Histology: Scalp biopsies are one of the best ways of confirming the diagnosis. The standard procedure is to obtain a 4-mm punch biopsy from the affected region. Instead of the routine vertical sectioning, horizontal sectioning is performed. Punch biopsies have been standarized to 4 mm. The presence of scarring, the form of inflammation, and the ratio of anagen to telogen hairs are evaluated. In telogen effluvium, a normal number of hairs are present without evidence of miniaturization. The ratio of telogen to anagen hairs is increased from the normal 5 to 10 telogen hairs per 100 anagen hairs to more than 20 per 100. Biopsies of anagen effluvium show a normal ratio of anagen to telogen hairs, but the anagen hairs exhibit some evidence of abnormality, either broken shafts or apoptosis of the hair.

Pathogenesis: Telogen effluvium can almost always be traced to a recent illness, surgery, iron deficiency, child bearing, or other major stressor in the patient’s life. Many medications have been reported to induce telogen effluvium, and the clinician should evaluate all medications taken. Dietary habits, especially crash dieting and anorexia nervosa, may lead to telogen effluvium. The hair follicles are not scarred and eventually grow back after the stressors have been resolved. Because the beginning of hair loss may be delayed after the stressful event, by 3 to 4 months on average, the patient may not realize the relationship.
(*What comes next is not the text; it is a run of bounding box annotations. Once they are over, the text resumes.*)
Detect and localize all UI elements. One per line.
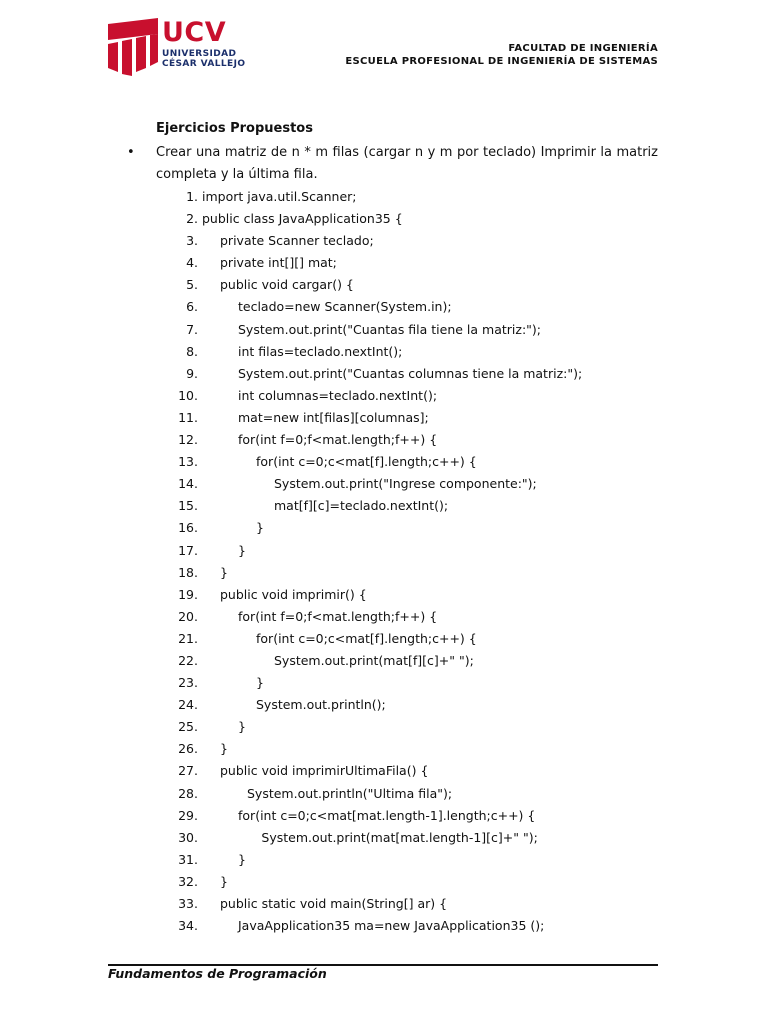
line-number: 10. (178, 387, 198, 403)
line-number: 33. (178, 896, 198, 911)
line-number: 4. (186, 255, 198, 271)
code-text: public class JavaApplication35 { (202, 211, 403, 227)
code-line (0, 849, 768, 871)
code-line (0, 716, 768, 738)
code-text: } (220, 741, 228, 757)
code-text: for(int f=0;f<mat.length;f++) { (238, 432, 438, 448)
code-line (0, 915, 768, 937)
logo-ucv: UCV (162, 17, 227, 48)
code-line (0, 606, 768, 628)
line-number: 20. (178, 608, 198, 624)
code-line (0, 805, 768, 827)
code-line (0, 451, 768, 473)
code-listing (0, 186, 768, 937)
code-line (0, 517, 768, 539)
code-text: } (256, 675, 264, 691)
code-line (0, 186, 768, 208)
line-number: 26. (178, 741, 198, 757)
code-text: } (238, 851, 246, 867)
code-line (0, 694, 768, 716)
university-logo-text (162, 17, 245, 69)
line-number: 21. (178, 630, 198, 646)
code-line (0, 230, 768, 252)
line-number: 13. (178, 454, 198, 470)
line-number: 28. (178, 785, 198, 801)
code-text: System.out.println("Ultima fila"); (247, 785, 453, 801)
ucv-logo-emblem (108, 18, 158, 78)
line-number: 31. (178, 851, 198, 867)
code-text: mat=new int[filas][columnas]; (238, 409, 429, 425)
line-number: 8. (186, 343, 198, 359)
exercise-statement: Crear una matriz de n * m filas (cargar n y m por teclado) Imprimir la matriz completa y la última fila. (156, 145, 658, 182)
line-number: 6. (186, 299, 198, 315)
line-number: 25. (178, 719, 198, 735)
code-text: System.out.print("Cuantas fila tiene la matriz:"); (238, 321, 542, 337)
code-text: import java.util.Scanner; (202, 189, 357, 204)
bullet-icon: • (127, 145, 135, 160)
line-number: 24. (178, 697, 198, 713)
code-text: teclado=new Scanner(System.in); (238, 299, 452, 315)
code-text: public void cargar() { (220, 277, 354, 293)
code-text: } (256, 520, 264, 536)
line-number: 12. (178, 432, 198, 448)
code-text: public void imprimirUltimaFila() { (220, 763, 429, 779)
code-line (0, 385, 768, 407)
line-number: 16. (178, 520, 198, 536)
code-text: private Scanner teclado; (220, 233, 374, 249)
code-text: for(int c=0;c<mat[f].length;c++) { (256, 454, 477, 470)
line-number: 14. (178, 476, 198, 492)
code-line (0, 540, 768, 562)
line-number: 29. (178, 807, 198, 823)
code-line (0, 341, 768, 363)
line-number: 7. (186, 321, 198, 337)
code-line (0, 252, 768, 274)
code-text: public static void main(String[] ar) { (220, 896, 448, 911)
line-number: 9. (186, 365, 198, 381)
code-text: System.out.print(mat[mat.length-1][c]+" "); (261, 829, 538, 845)
faculty-name: FACULTAD DE INGENIERÍA (508, 43, 658, 54)
code-text: for(int f=0;f<mat.length;f++) { (238, 608, 438, 624)
page-header (345, 42, 658, 68)
code-text: for(int c=0;c<mat[mat.length-1].length;c++) { (238, 807, 536, 823)
line-number: 1. (186, 189, 198, 204)
code-line (0, 827, 768, 849)
line-number: 3. (186, 233, 198, 249)
code-text: int filas=teclado.nextInt(); (238, 343, 403, 359)
code-line (0, 672, 768, 694)
logo-universidad: UNIVERSIDAD (162, 49, 237, 59)
code-line (0, 893, 768, 915)
code-text: } (220, 564, 228, 580)
code-text: private int[][] mat; (220, 255, 337, 271)
code-text: int columnas=teclado.nextInt(); (238, 387, 438, 403)
code-line (0, 296, 768, 318)
code-line (0, 429, 768, 451)
code-line (0, 650, 768, 672)
code-text: JavaApplication35 ma=new JavaApplication35 (); (238, 918, 545, 934)
footer-course-title: Fundamentos de Programación (108, 966, 327, 981)
code-line (0, 407, 768, 429)
code-line (0, 473, 768, 495)
code-line (0, 760, 768, 782)
code-text: System.out.print("Cuantas columnas tiene la matriz:"); (238, 365, 583, 381)
code-text: } (238, 542, 246, 558)
code-line (0, 738, 768, 760)
line-number: 11. (178, 409, 198, 425)
code-line (0, 274, 768, 296)
logo-cesar-vallejo: CÉSAR VALLEJO (162, 59, 246, 69)
school-name: ESCUELA PROFESIONAL DE INGENIERÍA DE SISTEMAS (345, 56, 658, 67)
code-text: for(int c=0;c<mat[f].length;c++) { (256, 630, 477, 646)
code-text: System.out.print(mat[f][c]+" "); (274, 652, 474, 668)
line-number: 23. (178, 675, 198, 691)
code-line (0, 783, 768, 805)
code-text: System.out.println(); (256, 697, 386, 713)
line-number: 5. (186, 277, 198, 293)
line-number: 30. (178, 829, 198, 845)
line-number: 27. (178, 763, 198, 779)
code-line (0, 495, 768, 517)
code-text: mat[f][c]=teclado.nextInt(); (274, 498, 449, 514)
code-line (0, 628, 768, 650)
line-number: 18. (178, 564, 198, 580)
code-line (0, 871, 768, 893)
line-number: 2. (186, 211, 198, 227)
line-number: 17. (178, 542, 198, 558)
line-number: 32. (178, 873, 198, 889)
line-number: 19. (178, 586, 198, 602)
code-line (0, 562, 768, 584)
code-text: } (220, 873, 228, 889)
code-line (0, 584, 768, 606)
line-number: 15. (178, 498, 198, 514)
code-line (0, 208, 768, 230)
code-line (0, 319, 768, 341)
code-text: } (238, 719, 246, 735)
section-title: Ejercicios Propuestos (156, 121, 313, 136)
line-number: 22. (178, 652, 198, 668)
code-text: public void imprimir() { (220, 586, 367, 602)
line-number: 34. (178, 918, 198, 934)
code-text: System.out.print("Ingrese componente:"); (274, 476, 537, 492)
code-line (0, 363, 768, 385)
Treatment: The treatment of telogen effluvium consists of determining the etiology and educating the patient. It is important to rule out an underlying disorder (e.g., iron deficiency, hypothyroidism) that may be triggering the hair loss. Once this has been accomplished, patients need to be educated and reassured that telogen effluvium almost always resolves within 6 to 8 months, and they may expect full regrowth. Supple-mental vitamins and topical minoxidil have not been vigorously tested as therapies for telogen effluvium, and their use cannot be scientifically advocated. Referral to a psychological counselor may be appropriate in situations such as eating disorders.
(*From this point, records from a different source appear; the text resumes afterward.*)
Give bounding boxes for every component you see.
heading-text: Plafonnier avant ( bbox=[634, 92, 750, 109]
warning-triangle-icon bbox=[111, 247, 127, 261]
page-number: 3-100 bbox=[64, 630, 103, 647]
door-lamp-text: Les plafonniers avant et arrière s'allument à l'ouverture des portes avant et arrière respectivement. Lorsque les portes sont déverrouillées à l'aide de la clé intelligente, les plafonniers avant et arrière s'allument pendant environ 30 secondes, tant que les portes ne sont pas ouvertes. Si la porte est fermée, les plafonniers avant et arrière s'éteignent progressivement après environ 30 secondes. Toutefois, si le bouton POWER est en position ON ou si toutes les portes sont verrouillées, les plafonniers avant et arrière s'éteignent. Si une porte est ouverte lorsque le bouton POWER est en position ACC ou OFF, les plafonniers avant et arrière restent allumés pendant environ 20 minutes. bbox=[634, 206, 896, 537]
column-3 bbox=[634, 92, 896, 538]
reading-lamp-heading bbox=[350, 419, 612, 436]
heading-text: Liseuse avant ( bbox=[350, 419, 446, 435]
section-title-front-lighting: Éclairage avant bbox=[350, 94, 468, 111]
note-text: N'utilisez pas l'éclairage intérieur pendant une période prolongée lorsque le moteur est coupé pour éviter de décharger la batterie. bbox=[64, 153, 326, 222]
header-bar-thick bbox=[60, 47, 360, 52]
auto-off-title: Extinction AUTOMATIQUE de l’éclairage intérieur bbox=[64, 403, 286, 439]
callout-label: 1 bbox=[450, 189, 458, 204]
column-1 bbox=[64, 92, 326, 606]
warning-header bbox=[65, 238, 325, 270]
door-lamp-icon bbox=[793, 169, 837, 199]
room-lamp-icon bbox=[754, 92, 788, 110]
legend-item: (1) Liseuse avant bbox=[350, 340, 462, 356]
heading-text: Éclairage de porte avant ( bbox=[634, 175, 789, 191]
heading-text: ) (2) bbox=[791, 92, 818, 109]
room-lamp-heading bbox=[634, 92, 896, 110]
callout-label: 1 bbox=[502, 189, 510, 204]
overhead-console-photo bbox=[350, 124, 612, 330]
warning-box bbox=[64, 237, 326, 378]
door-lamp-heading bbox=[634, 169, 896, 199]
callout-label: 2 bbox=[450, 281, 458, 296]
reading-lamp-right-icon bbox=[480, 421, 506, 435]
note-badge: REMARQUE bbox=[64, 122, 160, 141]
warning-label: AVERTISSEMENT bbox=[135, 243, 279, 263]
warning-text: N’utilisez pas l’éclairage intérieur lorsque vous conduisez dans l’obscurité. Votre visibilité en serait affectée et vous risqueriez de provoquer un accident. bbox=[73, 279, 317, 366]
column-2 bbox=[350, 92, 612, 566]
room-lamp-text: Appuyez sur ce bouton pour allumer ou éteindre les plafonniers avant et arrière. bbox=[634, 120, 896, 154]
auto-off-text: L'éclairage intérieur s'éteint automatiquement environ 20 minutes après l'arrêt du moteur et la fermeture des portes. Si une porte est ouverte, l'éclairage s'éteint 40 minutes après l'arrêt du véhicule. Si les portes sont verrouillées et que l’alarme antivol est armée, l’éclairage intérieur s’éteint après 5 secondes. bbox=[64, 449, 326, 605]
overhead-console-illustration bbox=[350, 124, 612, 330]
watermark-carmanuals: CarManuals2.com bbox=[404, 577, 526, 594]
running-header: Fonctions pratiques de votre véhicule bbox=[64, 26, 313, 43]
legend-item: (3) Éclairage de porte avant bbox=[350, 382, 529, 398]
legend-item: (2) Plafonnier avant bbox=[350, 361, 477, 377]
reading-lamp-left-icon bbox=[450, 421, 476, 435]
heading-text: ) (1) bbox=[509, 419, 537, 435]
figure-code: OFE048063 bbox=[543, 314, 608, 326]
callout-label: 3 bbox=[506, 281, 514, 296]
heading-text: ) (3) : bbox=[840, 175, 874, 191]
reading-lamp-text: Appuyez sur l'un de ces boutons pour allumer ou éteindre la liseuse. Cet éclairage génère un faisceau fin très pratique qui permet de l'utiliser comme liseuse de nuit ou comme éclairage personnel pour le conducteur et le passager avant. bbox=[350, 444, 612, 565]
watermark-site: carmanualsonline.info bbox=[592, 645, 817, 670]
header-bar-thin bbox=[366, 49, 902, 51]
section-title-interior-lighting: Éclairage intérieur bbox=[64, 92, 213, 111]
Anagen effluvium is related to the use of chemotherapeutic agents to treat systemic cancer. The therapy should not be stopped because of this side effect. After therapy has been completed, most patients regrow their hair. Patients have reported many changes in the color, texture, and curling of their newly grown hair. These changes have not been fully explained. Topical minoxidil may shorten the duration of anagen effluvium, but its prophylactic use has not been helpful in preventing it. More studies are needed to confirm these findings. At this point, education and reassurance are the most important therapeutic considerations. Most patients will regrow their hair, and for the few that do not, other options exist. The use of hair pieces has been expanded for many medically related forms of alopecia.